The elder Colombo was a daily spectator at two trials of his son. His first confrontation with Dillon, who was the lead prosecutor both times, took place two weeks after his son's first case ended in a mistrial, while the elder Colombo was himself on trial in Manhattan on unrelated perjury charges, on December 16, 1970.

It was triggered by the FBI's arrest of Colombo's bodyguard-chauffeur Rocco Miraglia for lying before a federal grand jury that Dillon had empanelled. When agents nabbed Miraglia, they seized a black attaché case that he was holding as he sat in a car with Colombo outside Manhattan Supreme Court during a break in his case.

A few hours later, an enraged Colombo stormed into Dillon's strike force offices and demanded that the briefcase be returned to him.

"It's not Rocky's, it's mine," he bellowed. "It's records of the Italian American Civil Rights League. You have no right to keep them."

But Dillon calmly told Colombo to forget about it, unless he wanted to testify before a grand jury about the lists of first names, nicknames and dollar amounts that agents had found in the briefcase.

Surprisingly, Colombo agreed. So, to get his records back, he appeared before the grand jury and explained, among other things, that the "Carl" and $30,000 listed alongside his name indicated that Carlo Gambino had raised $30,000 for the League. That did not sit too well with Gambino, who had backed Colombo's first Unity Day rally six months earlier, but who pulled back his support for the second Unity Day rally on June 30, 1971, the fateful day when Colombo was gunned down at Columbus Circle.

Their second face-to-face came on February 26, 1971 after Dillon told the Judge during his son's second trial - that ended in an acquittal that same day - that an associate of the mob boss had confronted him in a courthouse elevator and threatened him with a sneer: "How do you want to get it? With a knife or fists?"

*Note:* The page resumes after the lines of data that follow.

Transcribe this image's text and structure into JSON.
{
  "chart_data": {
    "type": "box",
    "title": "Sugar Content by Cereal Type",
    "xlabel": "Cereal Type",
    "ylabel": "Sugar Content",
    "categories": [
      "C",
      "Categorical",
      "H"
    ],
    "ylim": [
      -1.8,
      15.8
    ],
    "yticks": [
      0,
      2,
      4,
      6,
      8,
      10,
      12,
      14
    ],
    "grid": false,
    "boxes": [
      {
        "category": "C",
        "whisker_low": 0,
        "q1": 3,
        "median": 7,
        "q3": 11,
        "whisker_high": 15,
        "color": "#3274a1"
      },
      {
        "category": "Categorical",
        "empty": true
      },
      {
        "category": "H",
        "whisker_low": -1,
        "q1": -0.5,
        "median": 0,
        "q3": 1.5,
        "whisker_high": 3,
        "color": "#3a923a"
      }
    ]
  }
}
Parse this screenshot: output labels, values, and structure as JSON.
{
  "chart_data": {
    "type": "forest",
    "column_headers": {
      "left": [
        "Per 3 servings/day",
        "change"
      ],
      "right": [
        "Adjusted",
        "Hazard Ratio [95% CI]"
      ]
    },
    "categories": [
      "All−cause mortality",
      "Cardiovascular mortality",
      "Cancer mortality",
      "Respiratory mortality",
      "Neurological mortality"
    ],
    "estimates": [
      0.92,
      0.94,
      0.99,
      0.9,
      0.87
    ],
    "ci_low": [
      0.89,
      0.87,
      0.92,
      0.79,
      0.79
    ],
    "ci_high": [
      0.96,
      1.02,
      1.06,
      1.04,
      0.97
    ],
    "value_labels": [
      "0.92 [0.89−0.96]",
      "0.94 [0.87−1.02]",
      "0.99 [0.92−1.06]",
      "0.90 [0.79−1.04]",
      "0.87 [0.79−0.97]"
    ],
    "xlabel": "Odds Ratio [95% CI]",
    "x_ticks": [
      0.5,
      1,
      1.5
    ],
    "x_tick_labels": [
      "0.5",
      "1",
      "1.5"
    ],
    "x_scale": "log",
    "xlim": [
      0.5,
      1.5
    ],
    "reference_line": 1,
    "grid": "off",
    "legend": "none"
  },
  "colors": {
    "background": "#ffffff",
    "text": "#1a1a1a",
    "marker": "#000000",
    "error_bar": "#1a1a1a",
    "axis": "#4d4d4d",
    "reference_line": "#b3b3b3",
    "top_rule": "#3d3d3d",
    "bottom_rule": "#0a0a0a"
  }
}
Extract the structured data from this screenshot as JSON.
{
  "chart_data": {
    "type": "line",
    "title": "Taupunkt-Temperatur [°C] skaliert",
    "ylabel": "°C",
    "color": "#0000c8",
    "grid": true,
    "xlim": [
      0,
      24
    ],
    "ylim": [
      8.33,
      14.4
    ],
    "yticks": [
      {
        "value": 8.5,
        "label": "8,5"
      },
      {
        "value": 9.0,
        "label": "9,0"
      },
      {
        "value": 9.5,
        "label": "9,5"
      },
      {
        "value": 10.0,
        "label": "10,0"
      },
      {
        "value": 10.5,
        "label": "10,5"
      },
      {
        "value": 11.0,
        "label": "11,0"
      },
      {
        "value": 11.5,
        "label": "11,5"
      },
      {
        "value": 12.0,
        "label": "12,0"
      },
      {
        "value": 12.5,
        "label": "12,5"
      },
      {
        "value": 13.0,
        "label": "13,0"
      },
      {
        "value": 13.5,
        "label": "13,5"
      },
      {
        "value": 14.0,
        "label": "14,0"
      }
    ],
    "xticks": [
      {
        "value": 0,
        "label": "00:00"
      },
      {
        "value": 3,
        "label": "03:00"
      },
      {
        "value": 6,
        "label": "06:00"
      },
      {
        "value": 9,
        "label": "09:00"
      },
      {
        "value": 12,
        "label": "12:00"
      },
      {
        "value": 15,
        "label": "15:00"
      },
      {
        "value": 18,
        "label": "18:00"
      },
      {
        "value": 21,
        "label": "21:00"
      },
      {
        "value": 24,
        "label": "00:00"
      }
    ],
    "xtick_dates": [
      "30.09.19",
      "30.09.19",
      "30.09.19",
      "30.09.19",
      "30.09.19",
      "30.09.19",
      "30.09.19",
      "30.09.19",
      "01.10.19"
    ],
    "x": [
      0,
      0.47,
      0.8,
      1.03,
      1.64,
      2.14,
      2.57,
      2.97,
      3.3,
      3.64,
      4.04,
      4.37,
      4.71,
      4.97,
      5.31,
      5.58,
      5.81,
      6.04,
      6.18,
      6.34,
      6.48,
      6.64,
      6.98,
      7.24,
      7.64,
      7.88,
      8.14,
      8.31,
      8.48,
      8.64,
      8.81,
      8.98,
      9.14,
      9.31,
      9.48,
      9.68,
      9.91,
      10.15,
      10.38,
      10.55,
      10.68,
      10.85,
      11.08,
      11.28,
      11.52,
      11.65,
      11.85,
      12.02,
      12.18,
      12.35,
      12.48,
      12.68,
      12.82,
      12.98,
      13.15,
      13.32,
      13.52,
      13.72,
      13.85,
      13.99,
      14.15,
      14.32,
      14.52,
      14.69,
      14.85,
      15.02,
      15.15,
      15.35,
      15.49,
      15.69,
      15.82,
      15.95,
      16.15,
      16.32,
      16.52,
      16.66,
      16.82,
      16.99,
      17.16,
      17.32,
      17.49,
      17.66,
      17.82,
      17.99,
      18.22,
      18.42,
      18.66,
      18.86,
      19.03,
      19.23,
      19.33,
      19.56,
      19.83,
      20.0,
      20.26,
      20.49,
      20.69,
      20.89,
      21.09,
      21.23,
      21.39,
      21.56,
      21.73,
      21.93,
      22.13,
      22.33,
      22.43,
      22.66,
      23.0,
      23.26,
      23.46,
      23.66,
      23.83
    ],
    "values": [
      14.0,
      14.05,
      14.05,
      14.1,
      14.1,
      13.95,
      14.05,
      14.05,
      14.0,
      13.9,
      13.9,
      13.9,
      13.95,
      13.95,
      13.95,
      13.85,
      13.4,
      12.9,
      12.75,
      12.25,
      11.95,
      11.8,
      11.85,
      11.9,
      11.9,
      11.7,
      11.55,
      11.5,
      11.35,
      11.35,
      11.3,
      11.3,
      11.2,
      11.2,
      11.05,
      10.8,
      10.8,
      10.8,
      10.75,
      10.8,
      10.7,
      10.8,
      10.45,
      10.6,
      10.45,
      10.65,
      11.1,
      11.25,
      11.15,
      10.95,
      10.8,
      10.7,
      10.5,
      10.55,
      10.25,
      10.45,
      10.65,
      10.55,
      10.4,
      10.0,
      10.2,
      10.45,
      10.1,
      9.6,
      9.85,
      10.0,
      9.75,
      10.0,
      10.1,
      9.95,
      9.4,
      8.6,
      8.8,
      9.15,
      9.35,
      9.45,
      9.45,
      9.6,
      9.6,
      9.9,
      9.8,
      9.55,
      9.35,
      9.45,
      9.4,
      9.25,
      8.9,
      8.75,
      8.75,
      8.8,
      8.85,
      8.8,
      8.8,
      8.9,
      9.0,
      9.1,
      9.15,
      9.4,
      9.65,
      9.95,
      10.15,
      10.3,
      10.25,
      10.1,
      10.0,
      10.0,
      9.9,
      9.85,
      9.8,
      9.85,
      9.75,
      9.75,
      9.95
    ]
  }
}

During a break, Colombo sought out the prosecutor and apologized, stating, "I have all the respect in the world for you, Mr. Dillon."

Outside the courthouse, the Mafia boss made it a point to go over to the cohort who had leveled the threat, and slap him across the face.

Dillon rarely spoke "on the record" about his face-offs with the Colombos but there's no doubt that they helped shape his future. In 1972, he told The New York Times that initially he had planned to stay with the Strike Force only a short time before moving into private practice.

"But the work was too damn interesting to leave and it's been that way ever since," he said, adding that he intended to remain in public service "all the way."